The developments expose residents of Bloomington, an unincorporated community with deep equestrian traditions, to air pollution and contribute to housing instability and inequity, the nonprofit environmental law organization Earthjustice said on behalf of San Bernardino-based The People's Collective for Environmental Justice in a complaint filed with the federal government last week.

The complaint asks federal agencies to investigate the claims and meanwhile put warehouse development in Bloomington on hold.

A spokesperson for San Bernardino County declined to comment on the complaint.

Bloomington recently made headlines because a developer is demolishing 117 homes and ranches to build an industrial park. The community of 23,000 people is rapidly transforming as developers convert areas around the 10 Freeway into a logistics corridor connecting goods shipped into Southern California ports with online shoppers across the nation.
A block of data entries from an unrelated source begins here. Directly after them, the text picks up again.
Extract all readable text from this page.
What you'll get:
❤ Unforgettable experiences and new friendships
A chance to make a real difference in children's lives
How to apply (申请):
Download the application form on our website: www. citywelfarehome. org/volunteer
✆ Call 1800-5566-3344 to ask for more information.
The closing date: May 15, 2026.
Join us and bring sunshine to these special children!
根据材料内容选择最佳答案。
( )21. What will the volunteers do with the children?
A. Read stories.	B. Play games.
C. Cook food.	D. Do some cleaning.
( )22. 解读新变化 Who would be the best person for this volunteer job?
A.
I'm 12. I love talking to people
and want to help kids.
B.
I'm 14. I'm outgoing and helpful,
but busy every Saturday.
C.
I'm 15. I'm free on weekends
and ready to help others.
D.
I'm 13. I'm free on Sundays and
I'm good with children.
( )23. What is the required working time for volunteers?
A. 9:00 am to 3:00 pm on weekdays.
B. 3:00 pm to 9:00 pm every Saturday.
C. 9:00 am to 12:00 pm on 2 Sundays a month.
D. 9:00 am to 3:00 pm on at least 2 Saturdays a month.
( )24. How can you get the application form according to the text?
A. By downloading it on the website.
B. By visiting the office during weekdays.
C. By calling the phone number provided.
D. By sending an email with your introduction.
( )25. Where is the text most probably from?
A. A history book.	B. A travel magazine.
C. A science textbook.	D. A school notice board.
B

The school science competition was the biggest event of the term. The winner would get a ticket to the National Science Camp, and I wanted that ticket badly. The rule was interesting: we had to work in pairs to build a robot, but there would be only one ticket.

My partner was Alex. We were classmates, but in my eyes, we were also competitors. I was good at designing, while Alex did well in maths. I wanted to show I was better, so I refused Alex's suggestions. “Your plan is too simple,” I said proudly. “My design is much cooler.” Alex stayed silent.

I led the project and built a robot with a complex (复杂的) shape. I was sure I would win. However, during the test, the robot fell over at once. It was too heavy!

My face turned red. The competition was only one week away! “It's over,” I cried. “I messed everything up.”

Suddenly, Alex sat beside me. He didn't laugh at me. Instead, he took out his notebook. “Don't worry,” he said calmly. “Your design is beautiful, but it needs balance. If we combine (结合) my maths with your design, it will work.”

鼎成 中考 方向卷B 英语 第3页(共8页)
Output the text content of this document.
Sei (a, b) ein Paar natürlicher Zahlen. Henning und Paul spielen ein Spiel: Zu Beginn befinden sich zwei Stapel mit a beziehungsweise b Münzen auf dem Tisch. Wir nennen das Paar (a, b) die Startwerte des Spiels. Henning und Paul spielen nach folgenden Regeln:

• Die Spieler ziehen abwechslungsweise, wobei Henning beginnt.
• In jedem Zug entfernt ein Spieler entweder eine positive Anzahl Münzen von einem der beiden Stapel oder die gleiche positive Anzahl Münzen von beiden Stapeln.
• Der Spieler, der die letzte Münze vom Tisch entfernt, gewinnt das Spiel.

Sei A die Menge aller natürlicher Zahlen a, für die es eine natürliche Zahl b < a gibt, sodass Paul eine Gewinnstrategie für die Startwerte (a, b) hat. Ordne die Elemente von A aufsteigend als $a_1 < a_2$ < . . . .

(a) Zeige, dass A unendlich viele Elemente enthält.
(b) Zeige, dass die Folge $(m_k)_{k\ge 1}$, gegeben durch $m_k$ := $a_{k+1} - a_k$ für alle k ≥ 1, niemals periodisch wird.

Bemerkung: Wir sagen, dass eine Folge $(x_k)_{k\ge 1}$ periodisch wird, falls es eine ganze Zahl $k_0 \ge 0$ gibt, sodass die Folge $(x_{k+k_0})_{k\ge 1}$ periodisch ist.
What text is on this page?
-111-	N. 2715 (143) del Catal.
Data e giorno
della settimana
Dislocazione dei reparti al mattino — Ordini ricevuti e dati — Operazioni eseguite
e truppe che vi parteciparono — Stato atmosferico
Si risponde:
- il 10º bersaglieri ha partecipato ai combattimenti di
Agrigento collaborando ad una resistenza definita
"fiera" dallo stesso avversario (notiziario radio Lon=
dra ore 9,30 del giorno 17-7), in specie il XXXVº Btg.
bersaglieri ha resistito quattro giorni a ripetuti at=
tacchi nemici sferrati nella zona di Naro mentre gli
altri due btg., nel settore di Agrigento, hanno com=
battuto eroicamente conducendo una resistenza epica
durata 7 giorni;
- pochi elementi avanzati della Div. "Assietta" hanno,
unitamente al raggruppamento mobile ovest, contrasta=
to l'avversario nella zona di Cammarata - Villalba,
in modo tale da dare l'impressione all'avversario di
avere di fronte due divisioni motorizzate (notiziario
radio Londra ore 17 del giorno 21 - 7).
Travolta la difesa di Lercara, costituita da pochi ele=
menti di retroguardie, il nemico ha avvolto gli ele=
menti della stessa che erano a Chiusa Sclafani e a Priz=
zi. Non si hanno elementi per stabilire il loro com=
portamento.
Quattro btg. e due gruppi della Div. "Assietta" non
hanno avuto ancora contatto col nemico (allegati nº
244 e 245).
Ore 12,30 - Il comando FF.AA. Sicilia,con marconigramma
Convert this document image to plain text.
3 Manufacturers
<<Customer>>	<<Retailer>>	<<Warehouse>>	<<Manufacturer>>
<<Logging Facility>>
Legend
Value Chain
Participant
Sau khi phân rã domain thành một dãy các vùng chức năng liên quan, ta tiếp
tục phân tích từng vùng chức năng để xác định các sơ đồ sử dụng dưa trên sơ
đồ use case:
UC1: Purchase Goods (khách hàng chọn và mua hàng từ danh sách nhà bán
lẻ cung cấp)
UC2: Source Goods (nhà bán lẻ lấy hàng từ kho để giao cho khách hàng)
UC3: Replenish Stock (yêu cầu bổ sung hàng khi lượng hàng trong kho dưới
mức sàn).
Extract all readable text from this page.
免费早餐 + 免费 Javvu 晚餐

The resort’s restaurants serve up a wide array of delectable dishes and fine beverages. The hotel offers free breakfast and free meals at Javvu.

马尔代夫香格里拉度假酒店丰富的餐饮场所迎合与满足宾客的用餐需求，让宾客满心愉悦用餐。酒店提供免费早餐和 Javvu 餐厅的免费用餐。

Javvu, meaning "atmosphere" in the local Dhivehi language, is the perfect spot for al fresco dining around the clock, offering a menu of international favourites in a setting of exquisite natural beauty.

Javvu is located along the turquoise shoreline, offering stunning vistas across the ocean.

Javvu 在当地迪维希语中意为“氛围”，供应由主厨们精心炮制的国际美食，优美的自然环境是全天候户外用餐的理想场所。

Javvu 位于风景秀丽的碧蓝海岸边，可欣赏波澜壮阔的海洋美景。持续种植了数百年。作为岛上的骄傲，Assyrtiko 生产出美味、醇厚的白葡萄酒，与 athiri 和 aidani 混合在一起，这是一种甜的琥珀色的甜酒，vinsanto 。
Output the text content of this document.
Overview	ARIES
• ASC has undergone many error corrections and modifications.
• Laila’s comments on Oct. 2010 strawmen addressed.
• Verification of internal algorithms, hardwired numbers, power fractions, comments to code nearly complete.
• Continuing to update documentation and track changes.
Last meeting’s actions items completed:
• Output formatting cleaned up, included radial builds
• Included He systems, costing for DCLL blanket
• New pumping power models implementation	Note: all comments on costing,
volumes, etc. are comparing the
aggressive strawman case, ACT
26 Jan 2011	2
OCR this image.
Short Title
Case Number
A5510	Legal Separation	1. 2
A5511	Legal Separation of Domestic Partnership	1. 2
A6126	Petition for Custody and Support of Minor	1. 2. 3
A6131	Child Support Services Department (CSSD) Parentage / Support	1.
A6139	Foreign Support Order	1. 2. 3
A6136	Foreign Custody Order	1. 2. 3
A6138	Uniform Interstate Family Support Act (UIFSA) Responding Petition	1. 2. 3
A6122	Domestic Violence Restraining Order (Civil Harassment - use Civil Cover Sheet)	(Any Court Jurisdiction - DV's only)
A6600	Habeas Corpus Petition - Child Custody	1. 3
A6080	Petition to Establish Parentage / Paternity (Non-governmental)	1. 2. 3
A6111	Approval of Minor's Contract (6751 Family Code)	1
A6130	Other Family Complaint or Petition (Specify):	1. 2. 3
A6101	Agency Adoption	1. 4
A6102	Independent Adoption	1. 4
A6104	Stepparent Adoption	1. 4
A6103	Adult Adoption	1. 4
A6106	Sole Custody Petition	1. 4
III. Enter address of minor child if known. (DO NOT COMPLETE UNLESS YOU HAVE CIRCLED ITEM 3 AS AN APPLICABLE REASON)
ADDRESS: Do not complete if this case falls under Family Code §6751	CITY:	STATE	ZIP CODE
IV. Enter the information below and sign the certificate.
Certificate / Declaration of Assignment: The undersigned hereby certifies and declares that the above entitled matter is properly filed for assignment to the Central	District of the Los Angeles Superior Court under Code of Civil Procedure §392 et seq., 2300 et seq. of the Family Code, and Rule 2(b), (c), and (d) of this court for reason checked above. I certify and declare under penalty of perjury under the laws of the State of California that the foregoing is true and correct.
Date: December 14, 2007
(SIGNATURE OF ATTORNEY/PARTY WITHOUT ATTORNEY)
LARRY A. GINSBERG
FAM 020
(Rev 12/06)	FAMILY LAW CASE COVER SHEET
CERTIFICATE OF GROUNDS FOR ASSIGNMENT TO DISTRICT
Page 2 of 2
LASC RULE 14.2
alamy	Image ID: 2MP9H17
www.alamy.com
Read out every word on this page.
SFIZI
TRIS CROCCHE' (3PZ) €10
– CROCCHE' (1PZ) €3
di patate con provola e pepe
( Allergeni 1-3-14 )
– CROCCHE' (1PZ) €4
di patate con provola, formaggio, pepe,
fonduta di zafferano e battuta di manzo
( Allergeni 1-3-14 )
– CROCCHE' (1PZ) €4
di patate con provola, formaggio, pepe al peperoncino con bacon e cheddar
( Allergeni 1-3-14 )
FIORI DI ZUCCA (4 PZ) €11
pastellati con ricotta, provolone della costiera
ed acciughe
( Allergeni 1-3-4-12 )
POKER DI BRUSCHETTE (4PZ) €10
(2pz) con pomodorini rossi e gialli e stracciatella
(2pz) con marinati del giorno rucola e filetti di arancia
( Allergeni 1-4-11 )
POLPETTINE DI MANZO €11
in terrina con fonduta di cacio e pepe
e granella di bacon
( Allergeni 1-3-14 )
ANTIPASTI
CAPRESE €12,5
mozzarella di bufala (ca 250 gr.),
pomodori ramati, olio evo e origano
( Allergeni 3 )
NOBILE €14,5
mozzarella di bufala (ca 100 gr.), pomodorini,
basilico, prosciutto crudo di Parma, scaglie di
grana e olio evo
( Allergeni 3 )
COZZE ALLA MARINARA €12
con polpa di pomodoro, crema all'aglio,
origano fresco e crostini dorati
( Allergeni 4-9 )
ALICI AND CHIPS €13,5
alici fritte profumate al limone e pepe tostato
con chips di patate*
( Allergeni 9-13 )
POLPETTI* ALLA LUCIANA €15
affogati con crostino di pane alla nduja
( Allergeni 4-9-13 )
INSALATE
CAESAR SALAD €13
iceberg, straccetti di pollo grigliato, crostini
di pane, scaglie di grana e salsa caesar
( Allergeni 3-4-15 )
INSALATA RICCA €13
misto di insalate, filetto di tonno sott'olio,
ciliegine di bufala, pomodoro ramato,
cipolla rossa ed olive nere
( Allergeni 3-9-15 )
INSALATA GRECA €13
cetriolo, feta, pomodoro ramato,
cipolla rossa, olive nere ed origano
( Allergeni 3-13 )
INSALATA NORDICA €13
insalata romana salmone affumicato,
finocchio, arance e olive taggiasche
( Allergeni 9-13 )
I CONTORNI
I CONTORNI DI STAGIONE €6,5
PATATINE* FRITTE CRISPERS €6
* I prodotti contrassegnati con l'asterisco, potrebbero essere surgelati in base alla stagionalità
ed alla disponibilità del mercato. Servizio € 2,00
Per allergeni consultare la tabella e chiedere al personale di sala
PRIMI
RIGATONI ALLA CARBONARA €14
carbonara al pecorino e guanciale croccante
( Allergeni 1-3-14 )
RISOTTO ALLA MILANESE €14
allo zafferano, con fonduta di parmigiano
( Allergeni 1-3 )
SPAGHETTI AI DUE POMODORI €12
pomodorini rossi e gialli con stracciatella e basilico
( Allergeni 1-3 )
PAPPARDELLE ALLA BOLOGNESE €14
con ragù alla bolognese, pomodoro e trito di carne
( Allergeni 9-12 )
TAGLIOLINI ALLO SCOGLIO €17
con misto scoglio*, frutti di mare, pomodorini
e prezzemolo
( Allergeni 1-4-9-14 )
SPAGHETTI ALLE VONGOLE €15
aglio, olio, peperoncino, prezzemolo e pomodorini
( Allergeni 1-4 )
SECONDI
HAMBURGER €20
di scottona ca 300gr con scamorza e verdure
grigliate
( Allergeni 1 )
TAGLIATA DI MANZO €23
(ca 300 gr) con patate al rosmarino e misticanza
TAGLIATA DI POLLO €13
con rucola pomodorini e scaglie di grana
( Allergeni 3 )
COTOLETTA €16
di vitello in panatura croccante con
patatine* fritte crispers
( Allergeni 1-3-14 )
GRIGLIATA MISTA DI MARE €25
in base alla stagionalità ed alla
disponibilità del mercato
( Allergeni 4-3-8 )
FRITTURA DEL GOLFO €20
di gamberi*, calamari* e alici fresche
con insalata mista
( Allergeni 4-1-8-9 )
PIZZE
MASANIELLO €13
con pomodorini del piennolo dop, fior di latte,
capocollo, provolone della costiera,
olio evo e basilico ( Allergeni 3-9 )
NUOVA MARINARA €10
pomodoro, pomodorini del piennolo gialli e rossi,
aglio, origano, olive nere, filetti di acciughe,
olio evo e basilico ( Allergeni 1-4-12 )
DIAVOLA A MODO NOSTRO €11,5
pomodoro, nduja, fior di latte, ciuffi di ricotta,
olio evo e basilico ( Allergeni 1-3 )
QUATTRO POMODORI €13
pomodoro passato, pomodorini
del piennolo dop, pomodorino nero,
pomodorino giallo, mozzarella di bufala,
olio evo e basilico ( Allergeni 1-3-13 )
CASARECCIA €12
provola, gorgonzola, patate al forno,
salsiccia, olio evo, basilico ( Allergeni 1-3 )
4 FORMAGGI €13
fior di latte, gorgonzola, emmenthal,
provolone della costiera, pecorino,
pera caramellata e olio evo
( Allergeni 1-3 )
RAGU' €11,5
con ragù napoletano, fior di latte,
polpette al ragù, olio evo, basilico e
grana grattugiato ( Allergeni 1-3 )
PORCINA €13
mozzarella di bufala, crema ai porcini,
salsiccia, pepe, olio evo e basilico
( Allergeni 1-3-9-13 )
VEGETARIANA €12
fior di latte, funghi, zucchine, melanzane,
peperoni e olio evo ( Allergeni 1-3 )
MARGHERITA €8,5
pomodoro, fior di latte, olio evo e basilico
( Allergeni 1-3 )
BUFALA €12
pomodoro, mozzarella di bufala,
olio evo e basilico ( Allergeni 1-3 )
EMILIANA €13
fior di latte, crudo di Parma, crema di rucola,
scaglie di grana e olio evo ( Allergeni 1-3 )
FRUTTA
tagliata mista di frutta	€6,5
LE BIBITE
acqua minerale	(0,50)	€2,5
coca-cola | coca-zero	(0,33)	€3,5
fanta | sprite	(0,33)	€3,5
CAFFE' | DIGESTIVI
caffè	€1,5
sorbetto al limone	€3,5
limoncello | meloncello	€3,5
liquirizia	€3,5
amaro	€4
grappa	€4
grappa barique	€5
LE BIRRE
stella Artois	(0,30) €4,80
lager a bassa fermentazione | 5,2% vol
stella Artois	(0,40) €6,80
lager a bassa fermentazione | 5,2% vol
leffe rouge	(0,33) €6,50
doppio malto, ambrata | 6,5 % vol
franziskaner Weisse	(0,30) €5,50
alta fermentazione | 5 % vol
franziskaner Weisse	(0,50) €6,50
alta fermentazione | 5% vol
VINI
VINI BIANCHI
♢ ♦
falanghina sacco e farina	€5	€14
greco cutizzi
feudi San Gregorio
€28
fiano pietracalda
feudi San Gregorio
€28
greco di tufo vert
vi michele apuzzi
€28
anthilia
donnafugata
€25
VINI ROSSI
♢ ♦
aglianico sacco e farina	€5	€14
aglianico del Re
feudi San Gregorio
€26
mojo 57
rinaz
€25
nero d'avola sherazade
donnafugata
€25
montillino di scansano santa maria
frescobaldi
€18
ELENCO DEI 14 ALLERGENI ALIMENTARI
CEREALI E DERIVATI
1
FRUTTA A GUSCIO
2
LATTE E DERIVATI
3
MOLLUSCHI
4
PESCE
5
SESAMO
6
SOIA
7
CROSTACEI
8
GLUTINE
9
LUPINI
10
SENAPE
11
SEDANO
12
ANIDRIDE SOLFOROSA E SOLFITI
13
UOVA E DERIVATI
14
Proponents of the developments say they bring jobs and major infrastructure improvements.

The complaint says that other unincorporated areas of San Bernardino County haven't experienced the same rapid industrialization, even though they have similar characteristics, including access to major freeways, flat topography and historically rural land uses.

 

Bloomington, which straddles the 10 Freeway, has 15 warehouses and five more that have been approved, according to Warehouse CITY, a tracking tool from Radical Research and the Robert Redford Conservancy for Southern California Sustainability at Pitzer College.

Mentone, about three miles from the 10, has three warehouses. The desert communities of Phelan and Piñon Hills, near State Route 138, and Oak Hills, near Interstate 15, have five among them.

Bloomington is nearly 90% Latino, and Mentone is 42% Latino. The Latino populations of the three desert communities range from 44% to 56%.

"In our analysis, it was clear that there was a systematic targeting of Bloomington for warehouse development in a way that wasn't occurring in other unincorporated parts of the county that have much fewer people of color, Latinos specifically," said Katrina Tomas, associate attorney for Earthjustice.